October 3rd, 2016
One of the common complaints at annual meetings of homeowners associations is that assessments are being increased the following year.
How much can the association directors increase future assessments without the owners’ approval?
Inquiring homeowners should first direct their attention to the Declaration of Covenants, Conditions and Restrictions that governs their community. Most of the time, the Declaration contains a provision that limits the amount that the directors alone can add onto prior assessments without membership approval. Five percent is typically a permissible increase. Some documents tie the permissible increase to the increase in the annual consumer price index (CPI), which is logical. The consumer price index is a measure of price changes in consumer goods and services over time. The boards can increase assessments to adjust for inflation during a certain year. Monthly CPI data is released by the U.S. Bureau of Labor Statistics and published on its website at http://www.bls.gov/cpi/.

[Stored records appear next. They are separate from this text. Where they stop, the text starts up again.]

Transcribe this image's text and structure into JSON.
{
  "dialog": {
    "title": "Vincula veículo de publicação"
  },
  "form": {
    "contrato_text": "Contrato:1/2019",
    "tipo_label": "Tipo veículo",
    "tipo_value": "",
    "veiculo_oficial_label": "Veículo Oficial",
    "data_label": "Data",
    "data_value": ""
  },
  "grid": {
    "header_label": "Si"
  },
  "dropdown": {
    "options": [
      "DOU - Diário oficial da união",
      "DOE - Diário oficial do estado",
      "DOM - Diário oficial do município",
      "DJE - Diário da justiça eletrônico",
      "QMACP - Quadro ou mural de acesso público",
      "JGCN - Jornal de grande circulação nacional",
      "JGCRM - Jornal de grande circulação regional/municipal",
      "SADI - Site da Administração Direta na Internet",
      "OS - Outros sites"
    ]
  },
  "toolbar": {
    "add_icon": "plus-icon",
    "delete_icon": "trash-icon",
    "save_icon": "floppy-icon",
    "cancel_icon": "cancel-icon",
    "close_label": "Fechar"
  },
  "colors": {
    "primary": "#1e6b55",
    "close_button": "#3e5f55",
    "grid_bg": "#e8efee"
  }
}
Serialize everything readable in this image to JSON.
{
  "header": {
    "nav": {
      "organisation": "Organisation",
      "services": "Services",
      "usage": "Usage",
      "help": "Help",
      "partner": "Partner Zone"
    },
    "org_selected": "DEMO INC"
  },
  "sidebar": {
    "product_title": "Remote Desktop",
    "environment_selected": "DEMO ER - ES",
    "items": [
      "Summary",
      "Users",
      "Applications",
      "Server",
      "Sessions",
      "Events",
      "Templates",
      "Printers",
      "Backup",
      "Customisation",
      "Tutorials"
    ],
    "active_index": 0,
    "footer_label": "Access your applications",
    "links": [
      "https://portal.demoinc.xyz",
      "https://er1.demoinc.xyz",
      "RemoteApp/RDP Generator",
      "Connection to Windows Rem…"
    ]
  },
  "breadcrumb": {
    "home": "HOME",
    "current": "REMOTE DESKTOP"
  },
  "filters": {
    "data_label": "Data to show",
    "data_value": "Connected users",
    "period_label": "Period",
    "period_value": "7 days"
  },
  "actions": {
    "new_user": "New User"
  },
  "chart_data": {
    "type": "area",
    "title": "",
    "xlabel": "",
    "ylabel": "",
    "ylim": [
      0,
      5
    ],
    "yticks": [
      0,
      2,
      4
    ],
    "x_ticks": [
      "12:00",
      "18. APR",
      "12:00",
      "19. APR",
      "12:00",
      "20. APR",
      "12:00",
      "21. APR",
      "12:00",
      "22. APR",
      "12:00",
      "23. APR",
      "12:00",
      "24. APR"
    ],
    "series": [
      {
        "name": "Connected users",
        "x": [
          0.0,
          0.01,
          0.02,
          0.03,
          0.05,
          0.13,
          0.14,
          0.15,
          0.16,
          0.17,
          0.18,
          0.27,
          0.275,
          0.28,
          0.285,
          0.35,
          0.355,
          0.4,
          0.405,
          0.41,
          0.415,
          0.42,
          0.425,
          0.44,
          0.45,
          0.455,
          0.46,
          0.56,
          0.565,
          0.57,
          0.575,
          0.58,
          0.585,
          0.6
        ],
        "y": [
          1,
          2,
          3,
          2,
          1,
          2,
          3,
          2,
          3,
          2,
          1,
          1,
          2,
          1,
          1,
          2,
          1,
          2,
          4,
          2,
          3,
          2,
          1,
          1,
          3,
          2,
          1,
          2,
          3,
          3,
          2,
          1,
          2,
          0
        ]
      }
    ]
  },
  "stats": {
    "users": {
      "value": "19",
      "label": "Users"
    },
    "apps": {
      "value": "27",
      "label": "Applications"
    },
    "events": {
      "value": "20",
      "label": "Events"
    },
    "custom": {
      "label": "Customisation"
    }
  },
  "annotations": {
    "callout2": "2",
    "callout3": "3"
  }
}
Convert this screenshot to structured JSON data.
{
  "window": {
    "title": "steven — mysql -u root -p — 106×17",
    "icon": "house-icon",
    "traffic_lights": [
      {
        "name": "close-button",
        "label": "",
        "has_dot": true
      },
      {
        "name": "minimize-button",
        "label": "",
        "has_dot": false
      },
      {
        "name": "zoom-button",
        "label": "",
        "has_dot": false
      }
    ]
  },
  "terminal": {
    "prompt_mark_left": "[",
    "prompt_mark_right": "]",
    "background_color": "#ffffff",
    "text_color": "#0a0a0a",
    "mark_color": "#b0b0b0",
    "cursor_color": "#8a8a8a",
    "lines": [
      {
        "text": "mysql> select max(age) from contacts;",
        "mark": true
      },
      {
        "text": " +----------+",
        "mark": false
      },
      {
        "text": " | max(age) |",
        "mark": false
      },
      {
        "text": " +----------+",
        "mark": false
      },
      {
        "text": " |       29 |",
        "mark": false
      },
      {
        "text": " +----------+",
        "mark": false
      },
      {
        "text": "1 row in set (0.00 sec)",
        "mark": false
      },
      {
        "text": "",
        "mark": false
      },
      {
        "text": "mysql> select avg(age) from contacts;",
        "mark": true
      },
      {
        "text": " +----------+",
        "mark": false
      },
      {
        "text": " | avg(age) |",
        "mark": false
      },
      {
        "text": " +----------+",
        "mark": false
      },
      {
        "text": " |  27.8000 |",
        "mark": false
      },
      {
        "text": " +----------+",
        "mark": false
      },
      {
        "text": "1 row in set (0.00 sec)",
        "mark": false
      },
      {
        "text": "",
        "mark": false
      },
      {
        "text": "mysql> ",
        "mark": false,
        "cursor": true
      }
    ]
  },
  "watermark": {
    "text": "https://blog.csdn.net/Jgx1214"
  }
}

Occasionally, governing documents are silent as to what, if any, increases in assessments the boards alone can approve. The documents usually only state that the boards set the annual assessment, and the first annual assessment is not to exceed a certain amount. Some states have statutes that fill in missing answers by setting a maximum annual increase without the membership vote. North Carolina does not.
When determining what, if any, increase in assessments are warranted the next year, boards should start with the budget, not with some arbitrary increase they may have in mind. Take the old budget, go over each item, and determine whether each expense is still necessary the next year. Find out what expenses may have gone or will go up: quotes from contractors, anticipated legal disputes, any other circumstances. The assessment for the next year will be determined by the expected expenses. Boards should be prepared to explain each expense and establish that the increase in assessments is reasonable. Unreasonable increases will most likely be challenged by the owners. In that case, a membership vote may be the best route to enforce the assessment increases.